You can change this behavior using the --encoding
option:
- To keep the automatic analysis and use a different fallback encoding specify for example
--encoding=automatic;iso-8859-15
- To use an automatic detection based on heuristic, use
--encoding=chardet
. For this to work, the chardet package must be installed, - To use a specific encoding (for all files analyzed), use for example
--encoding=iso-8859-15
.
To get a description of all the available command line options, run:
$ pygount --help
Pygount provides a simple API to integrate it in other tools. This however is currently still a work in progress and subject to change.
Here's an example on how to analyze one of pygount's own source codes:
>>> import pygount
>>> analysis = pygount.source_analysis('pygount/analysis.py', 'pygount')
>>> analysis
SourceAnalysis(path='pygount/analysis.py', language='Python', group='pygount', code=164, documentation=48, empty=27, string=0)

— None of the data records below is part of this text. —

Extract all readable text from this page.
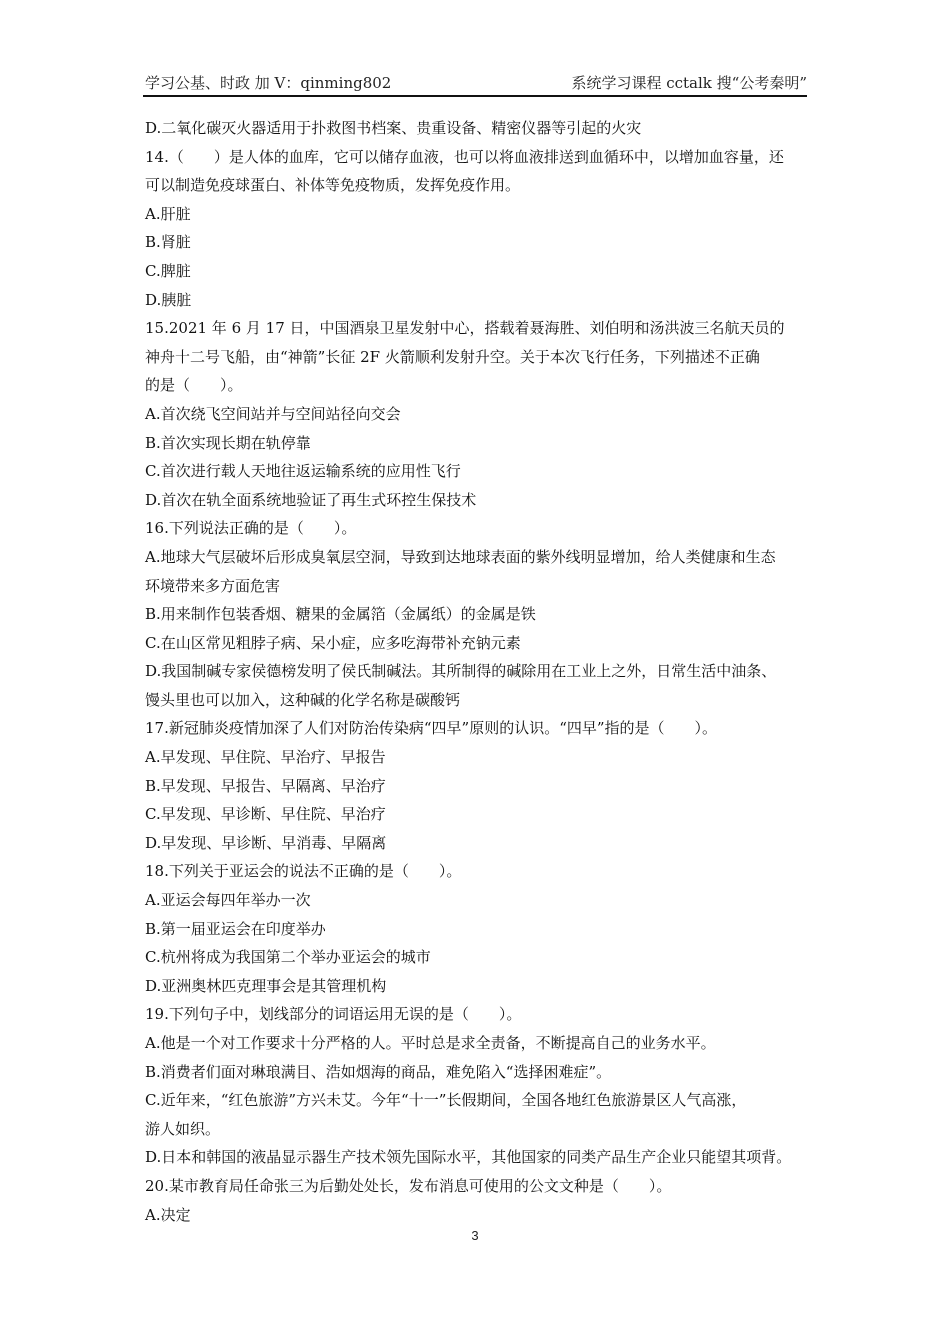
学习公基、时政 加 V：qinming802	系统学习课程 cctalk 搜“公考秦明”
D.二氧化碳灭火器适用于扑救图书档案、贵重设备、精密仪器等引起的火灾
14.（　　）是人体的血库，它可以储存血液，也可以将血液排送到血循环中，以增加血容量，还
可以制造免疫球蛋白、补体等免疫物质，发挥免疫作用。
A.肝脏
B.肾脏
C.脾脏
D.胰脏
15.2021 年 6 月 17 日，中国酒泉卫星发射中心，搭载着聂海胜、刘伯明和汤洪波三名航天员的
神舟十二号飞船，由“神箭”长征 2F 火箭顺利发射升空。关于本次飞行任务，下列描述不正确
的是（　　）。
A.首次绕飞空间站并与空间站径向交会
B.首次实现长期在轨停靠
C.首次进行载人天地往返运输系统的应用性飞行
D.首次在轨全面系统地验证了再生式环控生保技术
16.下列说法正确的是（　　）。
A.地球大气层破坏后形成臭氧层空洞，导致到达地球表面的紫外线明显增加，给人类健康和生态
环境带来多方面危害
B.用来制作包装香烟、糖果的金属箔（金属纸）的金属是铁
C.在山区常见粗脖子病、呆小症，应多吃海带补充钠元素
D.我国制碱专家侯德榜发明了侯氏制碱法。其所制得的碱除用在工业上之外，日常生活中油条、
馒头里也可以加入，这种碱的化学名称是碳酸钙
17.新冠肺炎疫情加深了人们对防治传染病“四早”原则的认识。“四早”指的是（　　）。
A.早发现、早住院、早治疗、早报告
B.早发现、早报告、早隔离、早治疗
C.早发现、早诊断、早住院、早治疗
D.早发现、早诊断、早消毒、早隔离
18.下列关于亚运会的说法不正确的是（　　）。
A.亚运会每四年举办一次
B.第一届亚运会在印度举办
C.杭州将成为我国第二个举办亚运会的城市
D.亚洲奥林匹克理事会是其管理机构
19.下列句子中，划线部分的词语运用无误的是（　　）。
A.他是一个对工作要求十分严格的人。平时总是求全责备，不断提高自己的业务水平。
B.消费者们面对琳琅满目、浩如烟海的商品，难免陷入“选择困难症”。
C.近年来，“红色旅游”方兴未艾。今年“十一”长假期间，全国各地红色旅游景区人气高涨，
游人如织。
D.日本和韩国的液晶显示器生产技术领先国际水平，其他国家的同类产品生产企业只能望其项背。
20.某市教育局任命张三为后勤处处长，发布消息可使用的公文文种是（　　）。
A.决定
3
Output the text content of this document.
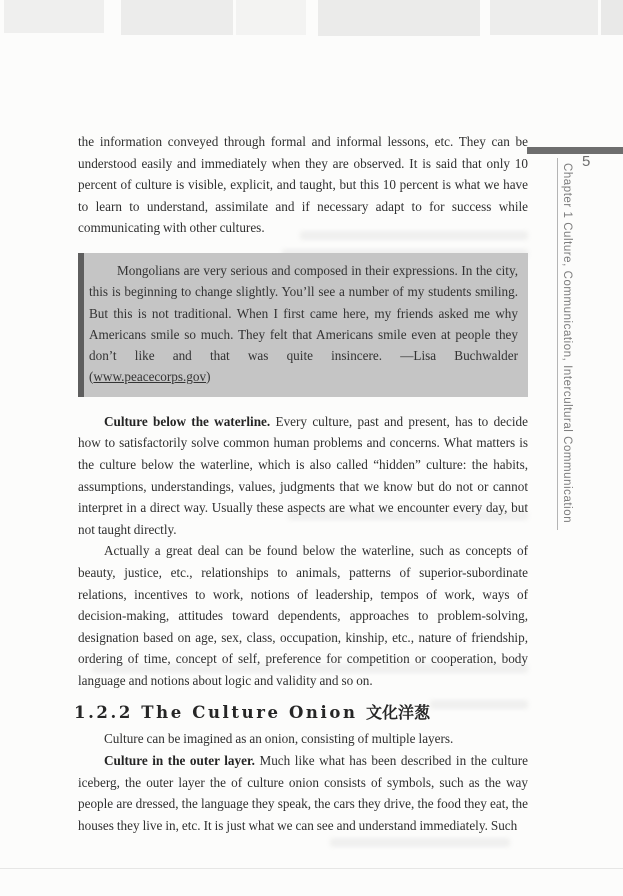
5
Chapter 1 Culture, Communication, Intercultural Communication

the information conveyed through formal and informal lessons, etc. They can be understood easily and immediately when they are observed. It is said that only 10 percent of culture is visible, explicit, and taught, but this 10 percent is what we have to learn to understand, assimilate and if necessary adapt to for success while communicating with other cultures.

Mongolians are very serious and composed in their expressions. In the city, this is beginning to change slightly. You’ll see a number of my students smiling. But this is not traditional. When I first came here, my friends asked me why Americans smile so much. They felt that Americans smile even at people they don’t like and that was quite insincere. —Lisa Buchwalder (www.peacecorps.gov)

Culture below the waterline. Every culture, past and present, has to decide how to satisfactorily solve common human problems and concerns. What matters is the culture below the waterline, which is also called “hidden” culture: the habits, assumptions, understandings, values, judgments that we know but do not or cannot interpret in a direct way. Usually these aspects are what we encounter every day, but not taught directly.

Actually a great deal can be found below the waterline, such as concepts of beauty, justice, etc., relationships to animals, patterns of superior-subordinate relations, incentives to work, notions of leadership, tempos of work, ways of decision-making, attitudes toward dependents, approaches to problem-solving, designation based on age, sex, class, occupation, kinship, etc., nature of friendship, ordering of time, concept of self, preference for competition or cooperation, body language and notions about logic and validity and so on.

1.2.2 The Culture Onion 文化洋葱

Culture can be imagined as an onion, consisting of multiple layers.

Culture in the outer layer. Much like what has been described in the culture iceberg, the outer layer the of culture onion consists of symbols, such as the way people are dressed, the language they speak, the cars they drive, the food they eat, the houses they live in, etc. It is just what we can see and understand immediately. Such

Pygount can produce output that can be processed by the SLOCCount plug-in for the Jenkins continuous integration server.
For example:
pygount --format=cloc-xml --out cloc.xml --suffix=py --verbose
Then add a post-build action "Publish SLOCCount analysis results" and set "SLOCCount report" to "cloc.xml".
Version 0.3, 2016-08-20
- Fixed
@rem
comments in DOS batch files (issue #3). - Cleaned up code.
Version 0.2, 2016-07-10
- Fixed that files starting with underscore (e.g.
__init__.py
) were excluded from analysis. - Changed
chardet
package to be optional. - Added possibility to specify single files and glob patterns to analyze.
- Added that lines containing only certain characters are treated as white space instead of code. Currently this concerns brackets (
()[]{}
) and semicolon (;
). - Added that Python's
pass
statement is treated as white space instead of code. - Cleaned up and (slightly) optimized code.
Version 0.1, 2016-07-05
- Initial public release.